UCL Department of Space and Climate Physics


Venus is slowly losing its atmosphere

18 June 2015

New papers on ionospheric photoelectrons in the tail of Venus published in Planetary and Space Science, led by UCL-MSSL scientists. Showing Venus is losing 300kg of its atmosphere per day.

Titan's atmosphere even more Earth-like than previously thought

The photoelectrons, measured by the ASPERA-4 electron spectrometer (ELS) on ESA's Venus Express spacecraft, have a characteristic energy spectrum associated with the spectrum of the solar photons which produce them. The sunlight has a peak in the extreme ultraviolet at 30.4 nm, due to a particular transition in solar helium. This process produces characteristic peaks of photoelectron flux at energies seen in the 20-30 eV range - a 'fingerprint' for photoelectrons in the Venus ionosphere. Such processes have also been seen at Titan and Mars, and the relatively energetic photoelectrons, which can move along the magnetic field easily, can set up an 'ambipolar' electric field which pulls ions out of the ionosphere, enhancing ion and atmospheric escape. The new papers examine this process in action at Venus for the first time.

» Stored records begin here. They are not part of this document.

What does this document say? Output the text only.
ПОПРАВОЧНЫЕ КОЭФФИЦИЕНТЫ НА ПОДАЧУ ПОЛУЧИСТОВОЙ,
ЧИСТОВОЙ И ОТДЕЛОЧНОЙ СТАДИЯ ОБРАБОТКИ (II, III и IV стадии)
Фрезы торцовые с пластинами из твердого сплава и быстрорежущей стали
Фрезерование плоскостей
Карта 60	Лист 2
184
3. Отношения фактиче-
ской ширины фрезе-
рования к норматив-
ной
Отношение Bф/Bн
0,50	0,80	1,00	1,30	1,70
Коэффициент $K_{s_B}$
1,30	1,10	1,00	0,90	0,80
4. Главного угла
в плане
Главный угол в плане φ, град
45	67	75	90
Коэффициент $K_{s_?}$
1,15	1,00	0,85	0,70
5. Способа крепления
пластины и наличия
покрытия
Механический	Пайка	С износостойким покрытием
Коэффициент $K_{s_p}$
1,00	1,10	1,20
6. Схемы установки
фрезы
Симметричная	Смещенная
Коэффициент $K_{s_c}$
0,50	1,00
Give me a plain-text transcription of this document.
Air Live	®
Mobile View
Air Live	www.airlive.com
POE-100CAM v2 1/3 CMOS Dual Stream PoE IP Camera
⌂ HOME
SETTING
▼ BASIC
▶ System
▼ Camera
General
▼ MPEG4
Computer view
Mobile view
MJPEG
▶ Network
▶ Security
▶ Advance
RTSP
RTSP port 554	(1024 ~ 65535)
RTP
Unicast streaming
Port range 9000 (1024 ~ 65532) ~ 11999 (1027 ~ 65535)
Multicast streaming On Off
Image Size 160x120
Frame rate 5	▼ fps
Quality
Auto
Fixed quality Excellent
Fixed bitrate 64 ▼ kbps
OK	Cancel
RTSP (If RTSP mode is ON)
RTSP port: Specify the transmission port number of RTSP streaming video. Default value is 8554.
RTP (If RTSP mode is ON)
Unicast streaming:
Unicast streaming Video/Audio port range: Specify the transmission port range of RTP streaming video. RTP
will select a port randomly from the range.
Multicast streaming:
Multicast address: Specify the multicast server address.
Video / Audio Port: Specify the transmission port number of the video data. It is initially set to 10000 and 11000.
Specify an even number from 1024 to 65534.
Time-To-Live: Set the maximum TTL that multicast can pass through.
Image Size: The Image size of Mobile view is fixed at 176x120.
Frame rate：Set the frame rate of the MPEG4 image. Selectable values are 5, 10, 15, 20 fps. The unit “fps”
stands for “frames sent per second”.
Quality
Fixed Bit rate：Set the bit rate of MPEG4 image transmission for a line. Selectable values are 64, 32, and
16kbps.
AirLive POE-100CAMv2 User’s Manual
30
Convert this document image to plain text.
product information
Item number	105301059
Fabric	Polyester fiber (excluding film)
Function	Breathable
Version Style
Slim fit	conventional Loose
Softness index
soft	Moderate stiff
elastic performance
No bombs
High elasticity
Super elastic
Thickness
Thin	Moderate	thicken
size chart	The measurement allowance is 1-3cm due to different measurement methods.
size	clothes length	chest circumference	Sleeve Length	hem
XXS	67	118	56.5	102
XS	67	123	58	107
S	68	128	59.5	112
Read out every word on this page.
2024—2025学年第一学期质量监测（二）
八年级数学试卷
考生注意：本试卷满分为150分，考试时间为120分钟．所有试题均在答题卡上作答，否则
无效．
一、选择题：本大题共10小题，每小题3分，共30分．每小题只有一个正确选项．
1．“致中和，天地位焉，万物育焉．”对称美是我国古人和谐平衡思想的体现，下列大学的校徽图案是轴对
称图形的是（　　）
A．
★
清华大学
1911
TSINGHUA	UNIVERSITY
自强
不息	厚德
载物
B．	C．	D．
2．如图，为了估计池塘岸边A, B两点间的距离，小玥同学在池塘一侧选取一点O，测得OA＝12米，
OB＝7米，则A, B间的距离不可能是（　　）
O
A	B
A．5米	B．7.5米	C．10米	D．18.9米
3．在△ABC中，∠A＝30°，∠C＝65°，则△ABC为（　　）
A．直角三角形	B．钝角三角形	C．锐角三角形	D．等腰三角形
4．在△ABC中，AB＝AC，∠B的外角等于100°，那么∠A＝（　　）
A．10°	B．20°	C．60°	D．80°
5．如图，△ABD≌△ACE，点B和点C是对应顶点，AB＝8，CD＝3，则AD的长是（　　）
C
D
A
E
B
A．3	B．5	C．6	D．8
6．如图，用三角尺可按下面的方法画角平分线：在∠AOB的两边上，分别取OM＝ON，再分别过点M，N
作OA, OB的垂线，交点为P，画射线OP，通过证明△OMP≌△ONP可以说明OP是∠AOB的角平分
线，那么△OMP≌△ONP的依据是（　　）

In the first paper, led by former student Sharon Tsang, the first observations of ionospheric photoelectron peaks are found in the Venus tail. At times the peaks are broadened in energy, implying that some scattering has occurred between the production point (in the sunlit ionosphere) and the observation point at Venus Express (in the tail), perhaps due to waves in the plasma. The results indicate that a magnetic connection exists between the observation point and the dayside ionosphere via magnetic field draped around Venus. Simultaneous observations of escaping ions support the idea of an ambipolar electric field pulling out the ions.

Schematic of the photoelectron observations in the Venus tail
In the second paper, led by Prof Andrew Coates, photoelectron peaks are found in more examples in the Venus tail, even where sunlight is completely absent. This implies that particles move to the observation point, which can be as much as 2.3 Venus radii from the planet, again along draped magnetic field. The authors use the measurements of electrons and escaping ions to estimate the rate of escape from the planet due to this process, finding a rate of 2x10^23per second which corresponds to almost 300 kg per day being lost from the Venus atmosphere. This is then compared with other solar system objects including planets, moons and comets - with the escape rate generally getting higher through these groups as the object size decreases. The authors conclude that understanding ion escape, including via this ambipolar process, is important for determining atmospheric evolution and the history of volatiles in the solar system.